I hate planning lunches. I think that's the worst part of menu planning, trying to think of 14 lunches! I guess that's why our lunches are so repetitive. I find a few that work and we just keep having those. It's also hard with Colin farming. Lunch can't be too light, even in this heat we have to have something sturdy enough to see Daddy through to 3 or till supper.
Now supper is another story. I love to cook supper, especially when I can do a roast. Even my Mother-in-law says I cook a roast supper better than anyone she knows. She even likes my turkey -she doesn't really care for any one else's turkey, even her own.
Today we had a break in the humidity so I went ahead with the menu plan to cook one of my big local chickens. I forgot to roast the garlic this morning so it's just going to be regular roast chicken and dressing. I love nothing better than to have a dinner party or family event, then I have a good excuse to put a big beautiful roast of beef or pork in the oven. Add to that some easy sides that don't need much attention and I'm all set to enjoy our company.
I don't believe in 30 Minute Meals, who would want to spend that much time making supper. Just throw a roast in the oven, baste it once or twice (or not), then make a couple of sides before it's done. I don't understand why you would want all that fuss and bustle just to make supper!
I love to buy our meat locally. I do it as often as we can afford. Sometimes I have to buy the cheaper Canadian beef at the store -but I make sure I buy Canadian beef, most of the meat at grocery stores is American. No offense to my US readers, but your farmers are allowed to use a lot more 'stuff' when raising meat animals than Canadian farmers and I try to keep my money in the country when I can't keep it in the county.
We were thinking of raising meat birds this year, many of our pork customers have been asking. But Colin got so busy this spring he didn't get a chance to build a suitable spot. We don't have any 'extra' outbuildings, so a coop would be all new construction. I lucked out and found a friend was raising meat birds and so will get my new supply from Lynn. I don't know why, but local chickens cook so much quicker than store-bought. I know part of the reason is my gas stove, the heat is much more even.
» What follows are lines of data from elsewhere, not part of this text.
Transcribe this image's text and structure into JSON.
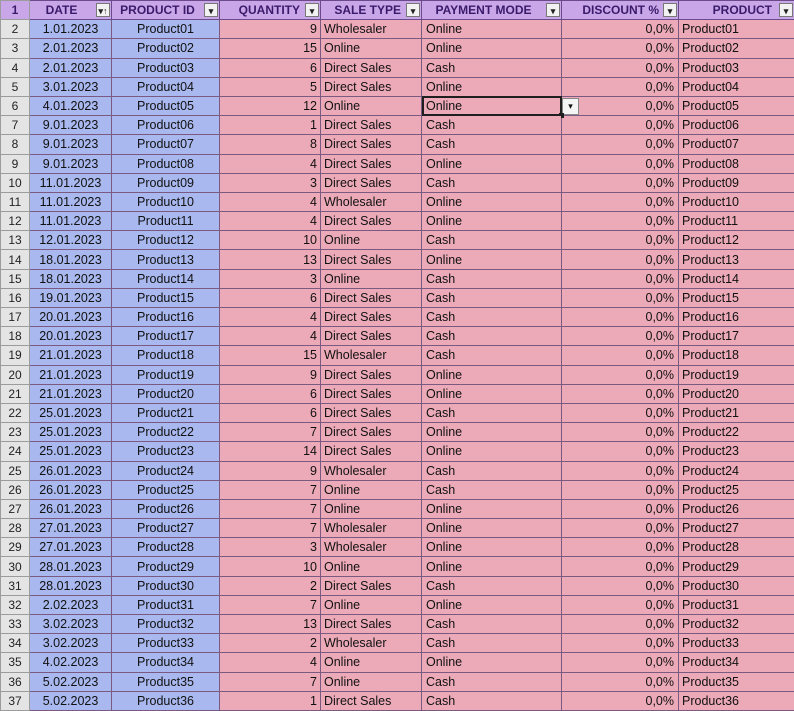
{
  "headers": {
    "row_no": "1",
    "date": "DATE",
    "product_id": "PRODUCT ID",
    "quantity": "QUANTITY",
    "sale_type": "SALE TYPE",
    "payment_mode": "PAYMENT MODE",
    "discount": "DISCOUNT %",
    "product": "PRODUCT"
  },
  "icons": {
    "filter": "filter-dropdown-icon",
    "sort_asc": "sort-ascending-filter-icon",
    "cell_dropdown": "data-validation-dropdown-icon"
  },
  "active_cell": {
    "row": 6,
    "column": "PAYMENT MODE"
  },
  "rows": [
    {
      "n": "2",
      "date": "1.01.2023",
      "pid": "Product01",
      "qty": "9",
      "st": "Wholesaler",
      "pm": "Online",
      "disc": "0,0%",
      "prod": "Product01"
    },
    {
      "n": "3",
      "date": "2.01.2023",
      "pid": "Product02",
      "qty": "15",
      "st": "Online",
      "pm": "Online",
      "disc": "0,0%",
      "prod": "Product02"
    },
    {
      "n": "4",
      "date": "2.01.2023",
      "pid": "Product03",
      "qty": "6",
      "st": "Direct Sales",
      "pm": "Cash",
      "disc": "0,0%",
      "prod": "Product03"
    },
    {
      "n": "5",
      "date": "3.01.2023",
      "pid": "Product04",
      "qty": "5",
      "st": "Direct Sales",
      "pm": "Online",
      "disc": "0,0%",
      "prod": "Product04"
    },
    {
      "n": "6",
      "date": "4.01.2023",
      "pid": "Product05",
      "qty": "12",
      "st": "Online",
      "pm": "Online",
      "disc": "0,0%",
      "prod": "Product05"
    },
    {
      "n": "7",
      "date": "9.01.2023",
      "pid": "Product06",
      "qty": "1",
      "st": "Direct Sales",
      "pm": "Cash",
      "disc": "0,0%",
      "prod": "Product06"
    },
    {
      "n": "8",
      "date": "9.01.2023",
      "pid": "Product07",
      "qty": "8",
      "st": "Direct Sales",
      "pm": "Cash",
      "disc": "0,0%",
      "prod": "Product07"
    },
    {
      "n": "9",
      "date": "9.01.2023",
      "pid": "Product08",
      "qty": "4",
      "st": "Direct Sales",
      "pm": "Online",
      "disc": "0,0%",
      "prod": "Product08"
    },
    {
      "n": "10",
      "date": "11.01.2023",
      "pid": "Product09",
      "qty": "3",
      "st": "Direct Sales",
      "pm": "Cash",
      "disc": "0,0%",
      "prod": "Product09"
    },
    {
      "n": "11",
      "date": "11.01.2023",
      "pid": "Product10",
      "qty": "4",
      "st": "Wholesaler",
      "pm": "Online",
      "disc": "0,0%",
      "prod": "Product10"
    },
    {
      "n": "12",
      "date": "11.01.2023",
      "pid": "Product11",
      "qty": "4",
      "st": "Direct Sales",
      "pm": "Online",
      "disc": "0,0%",
      "prod": "Product11"
    },
    {
      "n": "13",
      "date": "12.01.2023",
      "pid": "Product12",
      "qty": "10",
      "st": "Online",
      "pm": "Cash",
      "disc": "0,0%",
      "prod": "Product12"
    },
    {
      "n": "14",
      "date": "18.01.2023",
      "pid": "Product13",
      "qty": "13",
      "st": "Direct Sales",
      "pm": "Online",
      "disc": "0,0%",
      "prod": "Product13"
    },
    {
      "n": "15",
      "date": "18.01.2023",
      "pid": "Product14",
      "qty": "3",
      "st": "Online",
      "pm": "Cash",
      "disc": "0,0%",
      "prod": "Product14"
    },
    {
      "n": "16",
      "date": "19.01.2023",
      "pid": "Product15",
      "qty": "6",
      "st": "Direct Sales",
      "pm": "Cash",
      "disc": "0,0%",
      "prod": "Product15"
    },
    {
      "n": "17",
      "date": "20.01.2023",
      "pid": "Product16",
      "qty": "4",
      "st": "Direct Sales",
      "pm": "Cash",
      "disc": "0,0%",
      "prod": "Product16"
    },
    {
      "n": "18",
      "date": "20.01.2023",
      "pid": "Product17",
      "qty": "4",
      "st": "Direct Sales",
      "pm": "Cash",
      "disc": "0,0%",
      "prod": "Product17"
    },
    {
      "n": "19",
      "date": "21.01.2023",
      "pid": "Product18",
      "qty": "15",
      "st": "Wholesaler",
      "pm": "Cash",
      "disc": "0,0%",
      "prod": "Product18"
    },
    {
      "n": "20",
      "date": "21.01.2023",
      "pid": "Product19",
      "qty": "9",
      "st": "Direct Sales",
      "pm": "Online",
      "disc": "0,0%",
      "prod": "Product19"
    },
    {
      "n": "21",
      "date": "21.01.2023",
      "pid": "Product20",
      "qty": "6",
      "st": "Direct Sales",
      "pm": "Online",
      "disc": "0,0%",
      "prod": "Product20"
    },
    {
      "n": "22",
      "date": "25.01.2023",
      "pid": "Product21",
      "qty": "6",
      "st": "Direct Sales",
      "pm": "Cash",
      "disc": "0,0%",
      "prod": "Product21"
    },
    {
      "n": "23",
      "date": "25.01.2023",
      "pid": "Product22",
      "qty": "7",
      "st": "Direct Sales",
      "pm": "Online",
      "disc": "0,0%",
      "prod": "Product22"
    },
    {
      "n": "24",
      "date": "25.01.2023",
      "pid": "Product23",
      "qty": "14",
      "st": "Direct Sales",
      "pm": "Online",
      "disc": "0,0%",
      "prod": "Product23"
    },
    {
      "n": "25",
      "date": "26.01.2023",
      "pid": "Product24",
      "qty": "9",
      "st": "Wholesaler",
      "pm": "Cash",
      "disc": "0,0%",
      "prod": "Product24"
    },
    {
      "n": "26",
      "date": "26.01.2023",
      "pid": "Product25",
      "qty": "7",
      "st": "Online",
      "pm": "Cash",
      "disc": "0,0%",
      "prod": "Product25"
    },
    {
      "n": "27",
      "date": "26.01.2023",
      "pid": "Product26",
      "qty": "7",
      "st": "Online",
      "pm": "Online",
      "disc": "0,0%",
      "prod": "Product26"
    },
    {
      "n": "28",
      "date": "27.01.2023",
      "pid": "Product27",
      "qty": "7",
      "st": "Wholesaler",
      "pm": "Online",
      "disc": "0,0%",
      "prod": "Product27"
    },
    {
      "n": "29",
      "date": "27.01.2023",
      "pid": "Product28",
      "qty": "3",
      "st": "Wholesaler",
      "pm": "Online",
      "disc": "0,0%",
      "prod": "Product28"
    },
    {
      "n": "30",
      "date": "28.01.2023",
      "pid": "Product29",
      "qty": "10",
      "st": "Online",
      "pm": "Online",
      "disc": "0,0%",
      "prod": "Product29"
    },
    {
      "n": "31",
      "date": "28.01.2023",
      "pid": "Product30",
      "qty": "2",
      "st": "Direct Sales",
      "pm": "Cash",
      "disc": "0,0%",
      "prod": "Product30"
    },
    {
      "n": "32",
      "date": "2.02.2023",
      "pid": "Product31",
      "qty": "7",
      "st": "Online",
      "pm": "Online",
      "disc": "0,0%",
      "prod": "Product31"
    },
    {
      "n": "33",
      "date": "3.02.2023",
      "pid": "Product32",
      "qty": "13",
      "st": "Direct Sales",
      "pm": "Cash",
      "disc": "0,0%",
      "prod": "Product32"
    },
    {
      "n": "34",
      "date": "3.02.2023",
      "pid": "Product33",
      "qty": "2",
      "st": "Wholesaler",
      "pm": "Cash",
      "disc": "0,0%",
      "prod": "Product33"
    },
    {
      "n": "35",
      "date": "4.02.2023",
      "pid": "Product34",
      "qty": "4",
      "st": "Online",
      "pm": "Online",
      "disc": "0,0%",
      "prod": "Product34"
    },
    {
      "n": "36",
      "date": "5.02.2023",
      "pid": "Product35",
      "qty": "7",
      "st": "Online",
      "pm": "Cash",
      "disc": "0,0%",
      "prod": "Product35"
    },
    {
      "n": "37",
      "date": "5.02.2023",
      "pid": "Product36",
      "qty": "1",
      "st": "Direct Sales",
      "pm": "Cash",
      "disc": "0,0%",
      "prod": "Product36"
    }
  ]
}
Oh yeah, you do know what to do with the carcass of your chicken, right? Turn it into the most delicious chicken stock ever. Just stuff the bones, skin, fat, any bits leftover from carving into a large crock pot. I'll throw in some onions and other vegetables if I have any handy. Fill to the brim with water and turn it on and let it run overnight. Boy does the house smell good in the morning. Sometimes I will even run the crock pot for a second cycle. Does that ever bring out the flavour. Strain the broth and put in Ziploc baggies for future use.